Dallas receives: John Wall, first-round pickHouston receives: Kristaps Porzingis, filler salary
Another Western Conference team that could take a chance on Wall is the Mavericks. Luka Doncic is already one of the best players in the league, but we saw during the playoffs that his brilliance can only get the team so far. He needs more help if the Mavs want to actually make some noise.
At first glance, the Doncic-Wall fit could be a little tricky when they’re on the floor together. Wall actually shot 38.1 percent on catch-and-shoot 3s last season, however, and would give the Mavericks a much needed secondary playmaker and scorer. Whether it’s worth giving up Porzingis is another question.
Neither the Mavericks nor the big man are all that thrilled about how things have gone since he was acquired from the Knicks. In theory he’s a great fit with Doncic, but we’ve only seen the partnership thrive in spurts.

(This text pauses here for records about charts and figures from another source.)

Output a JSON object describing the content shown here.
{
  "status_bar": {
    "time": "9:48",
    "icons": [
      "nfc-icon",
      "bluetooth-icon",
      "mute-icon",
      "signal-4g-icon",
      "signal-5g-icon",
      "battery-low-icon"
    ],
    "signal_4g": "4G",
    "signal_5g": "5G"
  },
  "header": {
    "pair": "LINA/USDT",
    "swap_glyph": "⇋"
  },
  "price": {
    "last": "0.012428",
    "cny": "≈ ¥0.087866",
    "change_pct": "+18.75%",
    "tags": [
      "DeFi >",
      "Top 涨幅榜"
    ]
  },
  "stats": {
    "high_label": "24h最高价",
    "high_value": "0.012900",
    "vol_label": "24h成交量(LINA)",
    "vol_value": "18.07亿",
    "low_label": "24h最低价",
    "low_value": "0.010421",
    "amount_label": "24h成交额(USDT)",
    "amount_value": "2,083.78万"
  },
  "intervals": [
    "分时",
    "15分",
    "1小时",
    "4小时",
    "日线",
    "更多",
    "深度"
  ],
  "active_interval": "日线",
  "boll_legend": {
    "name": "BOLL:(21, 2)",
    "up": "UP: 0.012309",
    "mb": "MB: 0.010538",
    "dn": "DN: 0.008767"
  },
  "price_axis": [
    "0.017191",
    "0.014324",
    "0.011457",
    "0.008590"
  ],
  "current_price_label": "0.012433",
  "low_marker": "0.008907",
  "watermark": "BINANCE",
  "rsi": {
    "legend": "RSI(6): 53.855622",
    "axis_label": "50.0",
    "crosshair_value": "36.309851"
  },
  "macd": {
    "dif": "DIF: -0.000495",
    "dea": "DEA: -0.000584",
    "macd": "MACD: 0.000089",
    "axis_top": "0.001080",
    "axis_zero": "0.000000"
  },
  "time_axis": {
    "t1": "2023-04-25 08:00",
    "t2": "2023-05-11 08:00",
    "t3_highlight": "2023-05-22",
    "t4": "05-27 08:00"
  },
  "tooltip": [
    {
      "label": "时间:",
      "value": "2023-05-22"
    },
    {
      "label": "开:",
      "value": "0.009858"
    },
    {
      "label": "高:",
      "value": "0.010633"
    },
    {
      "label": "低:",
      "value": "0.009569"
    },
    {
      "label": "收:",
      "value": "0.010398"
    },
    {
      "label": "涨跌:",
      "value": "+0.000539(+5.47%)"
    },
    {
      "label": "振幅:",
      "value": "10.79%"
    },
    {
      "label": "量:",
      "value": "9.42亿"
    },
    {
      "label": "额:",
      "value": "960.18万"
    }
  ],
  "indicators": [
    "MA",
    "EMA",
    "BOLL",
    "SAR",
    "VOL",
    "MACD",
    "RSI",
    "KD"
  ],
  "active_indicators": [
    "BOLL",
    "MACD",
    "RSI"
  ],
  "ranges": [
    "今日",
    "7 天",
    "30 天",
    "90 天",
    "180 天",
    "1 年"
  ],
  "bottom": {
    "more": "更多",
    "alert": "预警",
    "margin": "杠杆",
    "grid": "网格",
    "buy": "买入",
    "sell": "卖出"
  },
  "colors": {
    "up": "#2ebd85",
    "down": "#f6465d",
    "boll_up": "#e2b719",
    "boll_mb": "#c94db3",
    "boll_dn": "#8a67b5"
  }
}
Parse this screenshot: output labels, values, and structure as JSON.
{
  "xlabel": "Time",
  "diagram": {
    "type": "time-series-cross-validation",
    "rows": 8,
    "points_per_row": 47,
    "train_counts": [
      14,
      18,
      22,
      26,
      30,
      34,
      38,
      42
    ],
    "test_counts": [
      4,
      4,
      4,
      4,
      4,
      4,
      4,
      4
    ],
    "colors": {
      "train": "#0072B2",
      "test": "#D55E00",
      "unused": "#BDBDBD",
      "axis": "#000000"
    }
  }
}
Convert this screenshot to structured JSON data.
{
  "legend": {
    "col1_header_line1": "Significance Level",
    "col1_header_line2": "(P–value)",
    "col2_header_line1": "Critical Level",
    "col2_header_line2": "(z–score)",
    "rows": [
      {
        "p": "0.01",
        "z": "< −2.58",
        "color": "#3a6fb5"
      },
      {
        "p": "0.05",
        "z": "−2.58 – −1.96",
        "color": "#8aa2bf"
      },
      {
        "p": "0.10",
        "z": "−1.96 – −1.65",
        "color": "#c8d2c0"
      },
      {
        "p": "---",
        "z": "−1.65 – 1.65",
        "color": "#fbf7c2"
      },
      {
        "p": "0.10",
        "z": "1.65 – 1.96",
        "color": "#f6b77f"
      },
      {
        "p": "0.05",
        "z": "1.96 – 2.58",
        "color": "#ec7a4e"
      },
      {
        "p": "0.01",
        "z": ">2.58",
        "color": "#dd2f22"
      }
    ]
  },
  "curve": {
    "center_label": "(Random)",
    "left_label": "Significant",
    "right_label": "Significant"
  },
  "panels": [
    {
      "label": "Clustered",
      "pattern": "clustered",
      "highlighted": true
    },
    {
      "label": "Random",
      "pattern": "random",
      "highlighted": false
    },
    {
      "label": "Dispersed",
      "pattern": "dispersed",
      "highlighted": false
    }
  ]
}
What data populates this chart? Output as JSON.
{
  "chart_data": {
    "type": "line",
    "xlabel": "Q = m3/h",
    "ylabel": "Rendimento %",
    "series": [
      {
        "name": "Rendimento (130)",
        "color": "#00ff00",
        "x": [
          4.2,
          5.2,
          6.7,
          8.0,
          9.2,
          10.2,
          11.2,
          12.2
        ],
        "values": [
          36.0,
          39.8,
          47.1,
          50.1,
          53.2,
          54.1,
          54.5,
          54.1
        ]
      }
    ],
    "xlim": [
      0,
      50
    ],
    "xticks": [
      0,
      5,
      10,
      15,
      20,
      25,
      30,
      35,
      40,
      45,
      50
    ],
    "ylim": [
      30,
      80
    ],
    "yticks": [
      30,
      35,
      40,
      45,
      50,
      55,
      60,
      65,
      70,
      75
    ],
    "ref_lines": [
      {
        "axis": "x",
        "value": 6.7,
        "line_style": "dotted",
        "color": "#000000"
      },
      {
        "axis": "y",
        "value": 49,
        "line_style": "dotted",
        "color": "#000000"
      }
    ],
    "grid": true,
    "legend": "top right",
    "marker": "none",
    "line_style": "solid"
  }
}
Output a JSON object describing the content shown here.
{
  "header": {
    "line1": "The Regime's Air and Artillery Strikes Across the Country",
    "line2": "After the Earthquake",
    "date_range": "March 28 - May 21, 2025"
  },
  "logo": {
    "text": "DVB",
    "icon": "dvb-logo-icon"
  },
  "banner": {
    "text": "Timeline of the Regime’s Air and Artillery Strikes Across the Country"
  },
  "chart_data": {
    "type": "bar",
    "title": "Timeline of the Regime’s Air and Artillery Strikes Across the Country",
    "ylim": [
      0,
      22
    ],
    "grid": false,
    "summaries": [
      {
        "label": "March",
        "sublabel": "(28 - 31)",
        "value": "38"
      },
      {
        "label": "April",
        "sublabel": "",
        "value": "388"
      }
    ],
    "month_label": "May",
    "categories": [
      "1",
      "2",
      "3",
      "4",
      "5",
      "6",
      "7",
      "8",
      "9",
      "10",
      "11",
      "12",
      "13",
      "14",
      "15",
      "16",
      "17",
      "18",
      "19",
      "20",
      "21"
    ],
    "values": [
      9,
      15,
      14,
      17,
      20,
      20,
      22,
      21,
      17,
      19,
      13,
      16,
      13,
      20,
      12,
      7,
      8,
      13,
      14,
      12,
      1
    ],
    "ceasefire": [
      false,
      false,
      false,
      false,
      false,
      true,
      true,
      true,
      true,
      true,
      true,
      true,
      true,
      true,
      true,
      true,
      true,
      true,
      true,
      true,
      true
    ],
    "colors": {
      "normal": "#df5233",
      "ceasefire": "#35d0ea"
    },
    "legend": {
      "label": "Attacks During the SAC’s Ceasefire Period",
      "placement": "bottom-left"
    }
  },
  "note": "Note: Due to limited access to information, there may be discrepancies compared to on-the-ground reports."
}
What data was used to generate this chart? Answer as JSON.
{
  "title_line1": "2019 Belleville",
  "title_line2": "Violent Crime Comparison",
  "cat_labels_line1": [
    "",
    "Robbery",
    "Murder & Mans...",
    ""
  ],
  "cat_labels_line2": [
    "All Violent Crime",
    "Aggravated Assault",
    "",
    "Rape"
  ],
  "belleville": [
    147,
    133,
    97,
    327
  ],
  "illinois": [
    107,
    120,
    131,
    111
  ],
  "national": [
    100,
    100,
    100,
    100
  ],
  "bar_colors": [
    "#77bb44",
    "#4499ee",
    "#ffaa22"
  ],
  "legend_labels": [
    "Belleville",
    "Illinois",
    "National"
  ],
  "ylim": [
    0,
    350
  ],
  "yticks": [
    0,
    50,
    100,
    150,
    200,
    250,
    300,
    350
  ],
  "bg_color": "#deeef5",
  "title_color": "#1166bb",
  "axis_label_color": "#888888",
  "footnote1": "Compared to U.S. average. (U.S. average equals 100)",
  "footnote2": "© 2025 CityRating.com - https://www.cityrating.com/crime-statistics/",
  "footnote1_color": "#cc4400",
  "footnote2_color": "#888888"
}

In the playoffs last season, Porzingis was largely irrelevant.
While Porzingis has struggled in recent seasons and can’t seem to stay healthy, he’s still an enticing young player the Rockets could try to fold into their rebuild or send somewhere else for other pieces.
Philadelphia receives: John Wall, first-round pick from Houston, first-round pick from SacramentoHouston receives: Buddy Hield, Marvin Bagley IIISacramento receives: Ben Simmons, filler salary from Sixers to make the money work
A straight swap between the Sixers and Rockets feels unlikely for a few reasons, namely the Rockets could have had Ben Simmons last year in the James Harden deal if they really wanted him. Still, with Simmons trying to force his way out of Philadelphia, you have to at least include the Sixers in the conversation here. To do that, what about a potential three-team trade involving the Sacramento Kings — a team that has been in the mix regarding Simmons?
Of course, this all hinges on the Sixers actually wanting Wall, and it’s not clear if they do. Or if they’d be willing to take that sort of return for Simmons. But with his trade value sinking by the day, and his threats of a holdout lingering over the team, the Sixers might have to take what they can get. If they do give up Simmons, however, they’d need other assets besides just Wall, perhaps first-round picks from each club.
The Kings’ interest here is obvious. They could get an All-Star for two players they’ve been trying to trade for a while and a first-round pick. Even in a tough Western Conference, Simmons’ arrival would give them a chance to make the playoffs for the first time since 2006.
As for the Rockets, Hield and Bagley would be a solid return for Wall. Hield is a player many contenders would want, and could be easily flipped for more assets to continue the rebuild. Bagley, meanwhile, fits their timeline and still has a lot of talent even if he hasn’t lived up to his potential.